Porto, 100 lavoratori senza garanzie
Cassa integrazione in scadenza per i dipendenti delle aziende bloccate dalla chiusura dello scalo per il mancato dragaggio
PESCARA. Trecento giorni di chiusura del porto e nessuna garanzia per i cento dipendenti che un tempo spendevano forze ed energie per tirare in secco le barche, curare le spedizioni, la logistica, i servizi alle merci e alle navi, portare avanti l’agenzia doganale e le compagnie marittime che rimpolpavano l’indotto dello scalo. Il 31 dicembre scade la cassa integrazione in deroga per gli unici lavoratori che non hanno ottenuto nessun sussidio statale attraverso il decreto crescita del Governo Monti.

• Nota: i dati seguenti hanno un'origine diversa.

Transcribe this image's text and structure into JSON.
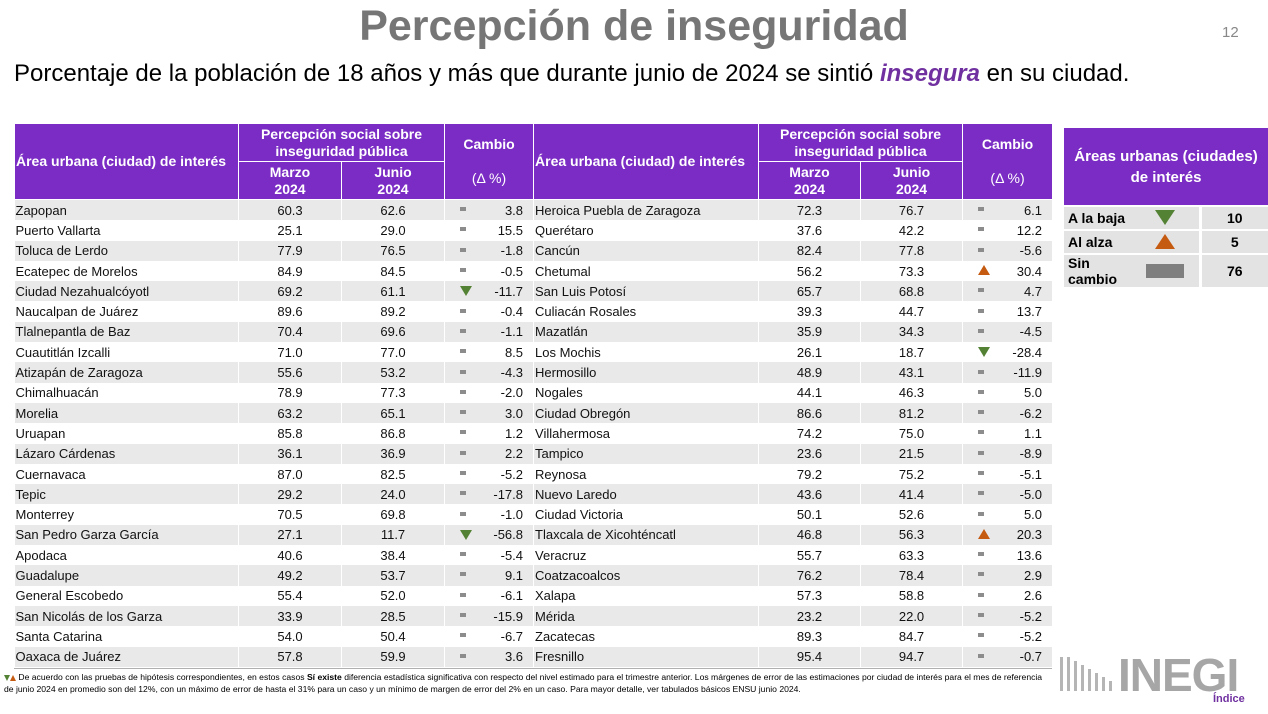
{
  "title": "Percepción de inseguridad",
  "page_number": "12",
  "subtitle": {
    "before": "Porcentaje de la población de 18 años y más que durante junio de 2024 se sintió",
    "emphasis": "insegura",
    "after": "en su ciudad."
  },
  "table": {
    "headers": {
      "area": "Área urbana (ciudad) de interés",
      "perception": "Percepción social sobre inseguridad pública",
      "change": "Cambio",
      "change_unit": "(Δ %)",
      "march": "Marzo 2024",
      "june": "Junio 2024"
    },
    "left_rows": [
      [
        "Zapopan",
        "60.3",
        "62.6",
        "same",
        "3.8"
      ],
      [
        "Puerto Vallarta",
        "25.1",
        "29.0",
        "same",
        "15.5"
      ],
      [
        "Toluca de Lerdo",
        "77.9",
        "76.5",
        "same",
        "-1.8"
      ],
      [
        "Ecatepec de Morelos",
        "84.9",
        "84.5",
        "same",
        "-0.5"
      ],
      [
        "Ciudad Nezahualcóyotl",
        "69.2",
        "61.1",
        "down",
        "-11.7"
      ],
      [
        "Naucalpan de Juárez",
        "89.6",
        "89.2",
        "same",
        "-0.4"
      ],
      [
        "Tlalnepantla de Baz",
        "70.4",
        "69.6",
        "same",
        "-1.1"
      ],
      [
        "Cuautitlán Izcalli",
        "71.0",
        "77.0",
        "same",
        "8.5"
      ],
      [
        "Atizapán de Zaragoza",
        "55.6",
        "53.2",
        "same",
        "-4.3"
      ],
      [
        "Chimalhuacán",
        "78.9",
        "77.3",
        "same",
        "-2.0"
      ],
      [
        "Morelia",
        "63.2",
        "65.1",
        "same",
        "3.0"
      ],
      [
        "Uruapan",
        "85.8",
        "86.8",
        "same",
        "1.2"
      ],
      [
        "Lázaro Cárdenas",
        "36.1",
        "36.9",
        "same",
        "2.2"
      ],
      [
        "Cuernavaca",
        "87.0",
        "82.5",
        "same",
        "-5.2"
      ],
      [
        "Tepic",
        "29.2",
        "24.0",
        "same",
        "-17.8"
      ],
      [
        "Monterrey",
        "70.5",
        "69.8",
        "same",
        "-1.0"
      ],
      [
        "San Pedro Garza García",
        "27.1",
        "11.7",
        "down",
        "-56.8"
      ],
      [
        "Apodaca",
        "40.6",
        "38.4",
        "same",
        "-5.4"
      ],
      [
        "Guadalupe",
        "49.2",
        "53.7",
        "same",
        "9.1"
      ],
      [
        "General Escobedo",
        "55.4",
        "52.0",
        "same",
        "-6.1"
      ],
      [
        "San Nicolás de los Garza",
        "33.9",
        "28.5",
        "same",
        "-15.9"
      ],
      [
        "Santa Catarina",
        "54.0",
        "50.4",
        "same",
        "-6.7"
      ],
      [
        "Oaxaca de Juárez",
        "57.8",
        "59.9",
        "same",
        "3.6"
      ]
    ],
    "right_rows": [
      [
        "Heroica Puebla de Zaragoza",
        "72.3",
        "76.7",
        "same",
        "6.1"
      ],
      [
        "Querétaro",
        "37.6",
        "42.2",
        "same",
        "12.2"
      ],
      [
        "Cancún",
        "82.4",
        "77.8",
        "same",
        "-5.6"
      ],
      [
        "Chetumal",
        "56.2",
        "73.3",
        "up",
        "30.4"
      ],
      [
        "San Luis Potosí",
        "65.7",
        "68.8",
        "same",
        "4.7"
      ],
      [
        "Culiacán Rosales",
        "39.3",
        "44.7",
        "same",
        "13.7"
      ],
      [
        "Mazatlán",
        "35.9",
        "34.3",
        "same",
        "-4.5"
      ],
      [
        "Los Mochis",
        "26.1",
        "18.7",
        "down",
        "-28.4"
      ],
      [
        "Hermosillo",
        "48.9",
        "43.1",
        "same",
        "-11.9"
      ],
      [
        "Nogales",
        "44.1",
        "46.3",
        "same",
        "5.0"
      ],
      [
        "Ciudad Obregón",
        "86.6",
        "81.2",
        "same",
        "-6.2"
      ],
      [
        "Villahermosa",
        "74.2",
        "75.0",
        "same",
        "1.1"
      ],
      [
        "Tampico",
        "23.6",
        "21.5",
        "same",
        "-8.9"
      ],
      [
        "Reynosa",
        "79.2",
        "75.2",
        "same",
        "-5.1"
      ],
      [
        "Nuevo Laredo",
        "43.6",
        "41.4",
        "same",
        "-5.0"
      ],
      [
        "Ciudad Victoria",
        "50.1",
        "52.6",
        "same",
        "5.0"
      ],
      [
        "Tlaxcala de Xicohténcatl",
        "46.8",
        "56.3",
        "up",
        "20.3"
      ],
      [
        "Veracruz",
        "55.7",
        "63.3",
        "same",
        "13.6"
      ],
      [
        "Coatzacoalcos",
        "76.2",
        "78.4",
        "same",
        "2.9"
      ],
      [
        "Xalapa",
        "57.3",
        "58.8",
        "same",
        "2.6"
      ],
      [
        "Mérida",
        "23.2",
        "22.0",
        "same",
        "-5.2"
      ],
      [
        "Zacatecas",
        "89.3",
        "84.7",
        "same",
        "-5.2"
      ],
      [
        "Fresnillo",
        "95.4",
        "94.7",
        "same",
        "-0.7"
      ]
    ]
  },
  "summary": {
    "title": "Áreas urbanas (ciudades) de interés",
    "rows": [
      [
        "A la baja",
        "down",
        "10"
      ],
      [
        "Al alza",
        "up",
        "5"
      ],
      [
        "Sin cambio",
        "same",
        "76"
      ]
    ]
  },
  "footnote": {
    "before": "De acuerdo con las pruebas de hipótesis correspondientes, en estos casos",
    "bold": "Sí existe",
    "after": "diferencia estadística significativa con respecto del nivel estimado para el trimestre anterior. Los márgenes de error de las estimaciones por ciudad de interés para el mes de referencia de junio 2024 en promedio son del 12%, con un máximo de error de hasta el 31% para un caso y un mínimo de margen de error del 2% en un caso. Para mayor detalle, ver tabulados básicos ENSU junio 2024."
  },
  "logo": "INEGI",
  "link": "Índice"
}
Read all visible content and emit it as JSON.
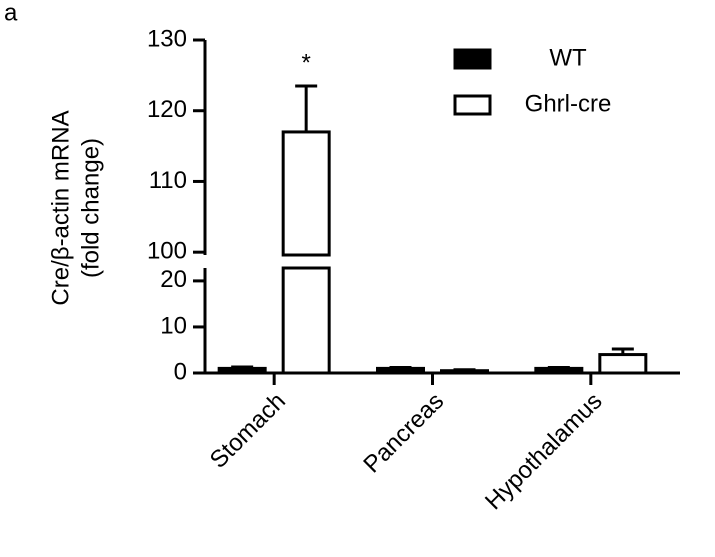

Le venti aziende che si avviano a chiudere il 2012 segnando uno zero tondo sotto la riga degli utili, si trovano a un passo da baratro e ripongono tutte le loro speranze in una proroga in extremis degli ammortizzatori sociali. Un regalo di Natale da scartare sotto l’albero, aspettando con trepidazione l’avvio del dragaggio, la riapertura dello scalo e il rispetto di quegli impegni verbali assunti dai diversi rappresentanti politici locali e nazionali. Al momento i fondi promessi dallo Stato sono i 3 milioni di euro per i marinai, che si aggiungono agli incentivi per il fermo pesca e alle spese per sostenere i lavori di dragaggio (10 milioni per i 200mila metri cubi di materiali più altri 9 milioni compresi nel decreto crescita). Nulla è arrivato per i cento operatori del porto che si trovano con l’acqua alla gola.
Per tastare il polso della crisi basta confrontare gli incassi di una compagnia marittima di piccole dimensioni, passata da un ricavo netto di 20/30mila euro all’anno a meno di zero. Perché ai mancati guadagni si aggiungono le tasse e le spese ordinarie.
«Tutti noi», ammette Bruno Santori, titolare dell’impresa portuale Sanmar, «abbiamo fatto sforzi enormi per evitare un’ondata di licenziamenti. Ma adesso c’è bisogno dell’aiuto concreto delle istituzioni per tutte quelle aziende che hanno smesso di guadagnare dall’estate 2011, da quando cioè è stato sospeso il collegamento marittimo con la Croazia». In bilico ci sono la proposta di legge regionale per destinare 300mila euro alle imprese del settore terziario e portuale finite sul lastrico a causa della chiusura dello scalo, e i 100mila euro promessi dal presidente della Camera di Commercio Daniele Becci.
Il dissesto economico e finanziario dell’indotto portuale è confermato dagli stessi operatori che da mesi sono costretti a incrociare le braccia. Andrea Tiberio, socio della Servimar, la ditta che curava i servizi antincendio e antinquinamento, riconosce che da un anno a questa parte il suo fatturato è sceso ben al di sotto dello zero. «Abbiamo speso 200mila euro per comprare una serie di attrezzature specifiche per il porto di Pescara», dice, «macchinari acquistati e mai utilizzati che non possono essere trasportati in altri posti. Paghiamo una concessione demaniale salatissima per tenere i container sul molo e abbiamo investito non so più quanto per i corsi di formazione dei dipendenti. Per evitare il deterioramento degli attrezzi siamo costretti ad effettuare una manutenzione costante e sono altri soldi». I 14 lavoratori (4 inquadrati nell’amministrativo e 10 nell’operativo) attualmente sono in cassa integrazione per il 90 per cento. «Tra breve scade anche questa», dice Tiberio, «e non so più come andare avanti. Licenziamenti? Spero vivamente di evitarli». Christian Sardo del gruppo ormeggiatori racconta di essere passato da 60mila euro di introiti annuali a meno di zero negli ultimi 12 mesi. Stesso discorso per Domenico Bozzuto (cantieri navali), che dice di non tirare in secco una barca tre anni. «Avevo 5 dipendenti», rimarca, «adesso due e mezzo, perché uno lavora metà giornata. Ma di questo passo dovrò tagliare ancora».